Author Madeleine Thien. (Photograph by Will Lew)
Author Madeleine Thien. (Photograph by Will Lew)

The odds-on possibilities locked into place last night in CanLit’s year of convergence, when Madeleine Thien’s novel Do Not Say We Have Nothing won the $100,000 Scotiabank Giller award, Canada’s most prestigious and lucrative literary prize.

With 16 nomination slots available on the country’s Big Three prize lists, jurors filled them with only 11 titles. That meant five authors had dual nominations. Up for both the Rogers Writers’ Trust and Governor General’s (GG) awards were Anosh Irani (The Parcel), Kerry Lee Powell (Willem De Kooning’s Paintbrush), Katherena Vermette (The Break); like Thien, Gary Barwin (Yiddish For Pirates) was shortlisted for the GG and the Giller. With Thien’s win at the Giller following upon her Oct. 25 win of the GG, one of those doubles came through.

It’s was also the year of female writers in Canada, who made up eight of the 11 nominees for the three prizes—and, with Yasuko Thanh taking the WT on Nov. 2—won them all.

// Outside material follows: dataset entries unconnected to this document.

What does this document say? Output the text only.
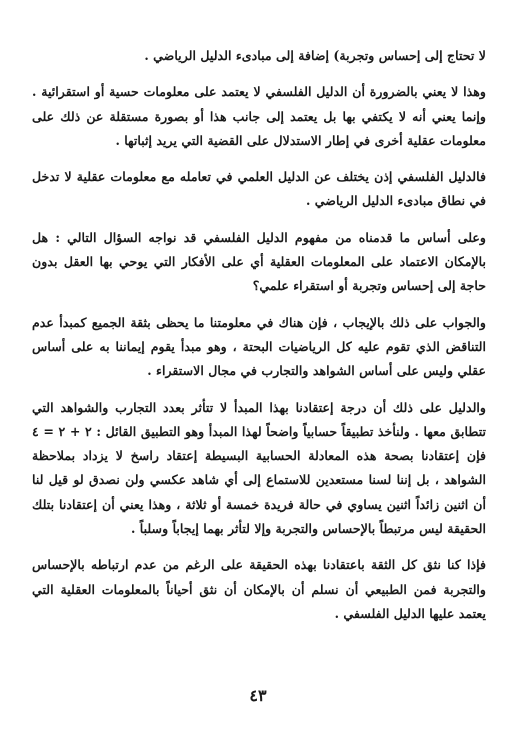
لا تحتاج إلى إحساس وتجربة) إضافة إلى مبادىء الدليل الرياضي .

وهذا لا يعني بالضرورة أن الدليل الفلسفي لا يعتمد على معلومات حسية أو استقرائية . وإنما يعني أنه لا يكتفي بها بل يعتمد إلى جانب هذا أو بصورة مستقلة عن ذلك على معلومات عقلية أخرى في إطار الاستدلال على القضية التي يريد إثباتها .

فالدليل الفلسفي إذن يختلف عن الدليل العلمي في تعامله مع معلومات عقلية لا تدخل في نطاق مبادىء الدليل الرياضي .

وعلى أساس ما قدمناه من مفهوم الدليل الفلسفي قد نواجه السؤال التالي : هل بالإمكان الاعتماد على المعلومات العقلية أي على الأفكار التي يوحي بها العقل بدون حاجة إلى إحساس وتجربة أو استقراء علمي؟

والجواب على ذلك بالإيجاب ، فإن هناك في معلومتنا ما يحظى بثقة الجميع كمبدأ عدم التناقض الذي تقوم عليه كل الرياضيات البحتة ، وهو مبدأ يقوم إيماننا به على أساس عقلي وليس على أساس الشواهد والتجارب في مجال الاستقراء .

والدليل على ذلك أن درجة إعتقادنا بهذا المبدأ لا تتأثر بعدد التجارب والشواهد التي تتطابق معها . ولنأخذ تطبيقاً حسابياً واضحاً لهذا المبدأ وهو التطبيق القائل : ٢ + ٢ = ٤ فإن إعتقادنا بصحة هذه المعادلة الحسابية البسيطة إعتقاد راسخ لا يزداد بملاحظة الشواهد ، بل إننا لسنا مستعدين للاستماع إلى أي شاهد عكسي ولن نصدق لو قيل لنا أن اثنين زائداً اثنين يساوي في حالة فريدة خمسة أو ثلاثة ، وهذا يعني أن إعتقادنا بتلك الحقيقة ليس مرتبطاً بالإحساس والتجربة وإلا لتأثر بهما إيجاباً وسلباً .

فإذا كنا نثق كل الثقة باعتقادنا بهذه الحقيقة على الرغم من عدم ارتباطه بالإحساس والتجربة فمن الطبيعي أن نسلم أن بالإمكان أن نثق أحياناً بالمعلومات العقلية التي يعتمد عليها الدليل الفلسفي .

٤٣
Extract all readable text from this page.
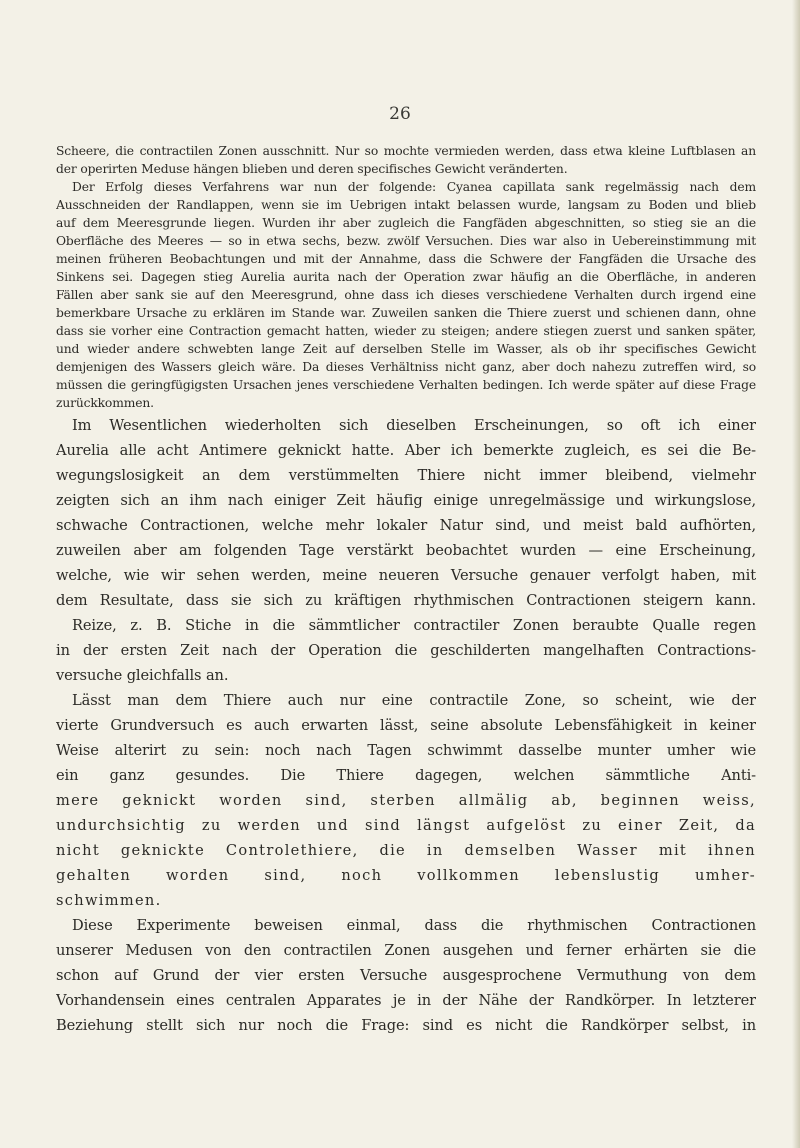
26
Scheere, die contractilen Zonen ausschnitt. Nur so mochte vermieden werden, dass etwa kleine Luftblasen an
der operirten Meduse hängen blieben und deren specifisches Gewicht veränderten.
Der Erfolg dieses Verfahrens war nun der folgende: Cyanea capillata sank regelmässig nach dem
Ausschneiden der Randlappen, wenn sie im Uebrigen intakt belassen wurde, langsam zu Boden und blieb
auf dem Meeresgrunde liegen. Wurden ihr aber zugleich die Fangfäden abgeschnitten, so stieg sie an die
Oberfläche des Meeres — so in etwa sechs, bezw. zwölf Versuchen. Dies war also in Uebereinstimmung mit
meinen früheren Beobachtungen und mit der Annahme, dass die Schwere der Fangfäden die Ursache des
Sinkens sei. Dagegen stieg Aurelia aurita nach der Operation zwar häufig an die Oberfläche, in anderen
Fällen aber sank sie auf den Meeresgrund, ohne dass ich dieses verschiedene Verhalten durch irgend eine
bemerkbare Ursache zu erklären im Stande war. Zuweilen sanken die Thiere zuerst und schienen dann, ohne
dass sie vorher eine Contraction gemacht hatten, wieder zu steigen; andere stiegen zuerst und sanken später,
und wieder andere schwebten lange Zeit auf derselben Stelle im Wasser, als ob ihr specifisches Gewicht
demjenigen des Wassers gleich wäre. Da dieses Verhältniss nicht ganz, aber doch nahezu zutreffen wird, so
müssen die geringfügigsten Ursachen jenes verschiedene Verhalten bedingen. Ich werde später auf diese Frage
zurückkommen.
Im Wesentlichen wiederholten sich dieselben Erscheinungen, so oft ich einer
Aurelia alle acht Antimere geknickt hatte. Aber ich bemerkte zugleich, es sei die Be-
wegungslosigkeit an dem verstümmelten Thiere nicht immer bleibend, vielmehr
zeigten sich an ihm nach einiger Zeit häufig einige unregelmässige und wirkungslose,
schwache Contractionen, welche mehr lokaler Natur sind, und meist bald aufhörten,
zuweilen aber am folgenden Tage verstärkt beobachtet wurden — eine Erscheinung,
welche, wie wir sehen werden, meine neueren Versuche genauer verfolgt haben, mit
dem Resultate, dass sie sich zu kräftigen rhythmischen Contractionen steigern kann.
Reize, z. B. Stiche in die sämmtlicher contractiler Zonen beraubte Qualle regen
in der ersten Zeit nach der Operation die geschilderten mangelhaften Contractions-
versuche gleichfalls an.
Lässt man dem Thiere auch nur eine contractile Zone, so scheint, wie der
vierte Grundversuch es auch erwarten lässt, seine absolute Lebensfähigkeit in keiner
Weise alterirt zu sein: noch nach Tagen schwimmt dasselbe munter umher wie
ein ganz gesundes. Die Thiere dagegen, welchen sämmtliche Anti-
mere geknickt worden sind, sterben allmälig ab, beginnen weiss,
undurchsichtig zu werden und sind längst aufgelöst zu einer Zeit, da
nicht geknickte Controlethiere, die in demselben Wasser mit ihnen
gehalten worden sind, noch vollkommen lebenslustig umher-
schwimmen.
Diese Experimente beweisen einmal, dass die rhythmischen Contractionen
unserer Medusen von den contractilen Zonen ausgehen und ferner erhärten sie die
schon auf Grund der vier ersten Versuche ausgesprochene Vermuthung von dem
Vorhandensein eines centralen Apparates je in der Nähe der Randkörper. In letzterer
Beziehung stellt sich nur noch die Frage: sind es nicht die Randkörper selbst, in
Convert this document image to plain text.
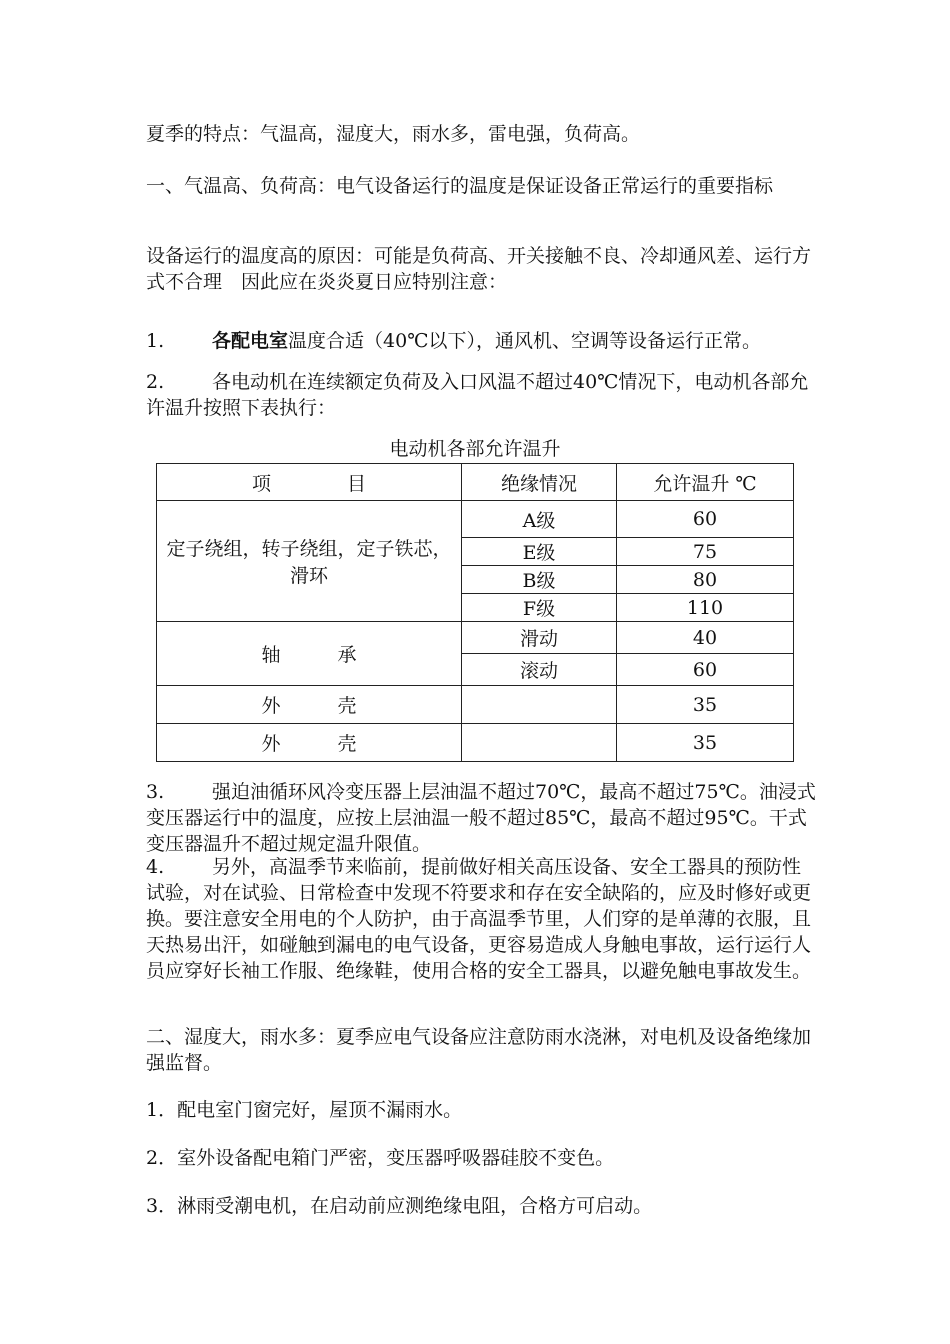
夏季的特点：气温高，湿度大，雨水多，雷电强，负荷高。

一、气温高、负荷高：电气设备运行的温度是保证设备正常运行的重要指标

设备运行的温度高的原因：可能是负荷高、开关接触不良、冷却通风差、运行方式不合理　因此应在炎炎夏日应特别注意：

1.	各配电室温度合适（40℃以下），通风机、空调等设备运行正常。
2.	各电动机在连续额定负荷及入口风温不超过40℃情况下，电动机各部允许温升按照下表执行：
电动机各部允许温升
项　　　　目	绝缘情况	允许温升 ℃
定子绕组，转子绕组，定子铁芯，滑环	A级	60
	E级	75
	B级	80
	F级	110
轴　　　承	滑动	40
	滚动	60
外　　　壳		35
外　　　壳		35
3.	强迫油循环风冷变压器上层油温不超过70℃，最高不超过75℃。油浸式变压器运行中的温度，应按上层油温一般不超过85℃，最高不超过95℃。干式变压器温升不超过规定温升限值。
4.	另外，高温季节来临前，提前做好相关高压设备、安全工器具的预防性试验，对在试验、日常检查中发现不符要求和存在安全缺陷的，应及时修好或更换。要注意安全用电的个人防护，由于高温季节里，人们穿的是单薄的衣服，且天热易出汗，如碰触到漏电的电气设备，更容易造成人身触电事故，运行运行人员应穿好长袖工作服、绝缘鞋，使用合格的安全工器具，以避免触电事故发生。

二、湿度大，雨水多：夏季应电气设备应注意防雨水浇淋，对电机及设备绝缘加强监督。

1．配电室门窗完好，屋顶不漏雨水。

2．室外设备配电箱门严密，变压器呼吸器硅胶不变色。

3．淋雨受潮电机，在启动前应测绝缘电阻，合格方可启动。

Related: Madeleine Thien on the writer’s life

None of that was on an emotional Thien’s mind when she won. Afterwards she spoke of her out-of-body experience: “I just felt surrounded by silence, and I didn’t understand the meaning until I saw the joy on the faces of my editor [Lynn Henry] and my partner.” That would be fellow Montreal writer Rawi Hage, who has had his own lightning-struck moment, when his debut novel, De Niro’s Game, took the $160,000 Dublin IMPAC Literary Award, the world’s richest book prize, in 2009.

In her thanks, Thien quoted from one of Hage’s later works, Carnival, later calling the passage “one of my favourite in world literature.” She also wished her late mother, “who taught me how to be kind and how to be brave” could have been there to see her win. It was the acknowledgment, Thien said repeatedly afterwards, that she wished her mother could have seen—and not of Thien as a writer, but of the story she told, an exquisite, delicate and moving exploration of time and memory. “I’m just happy for the book. So happy for the book.”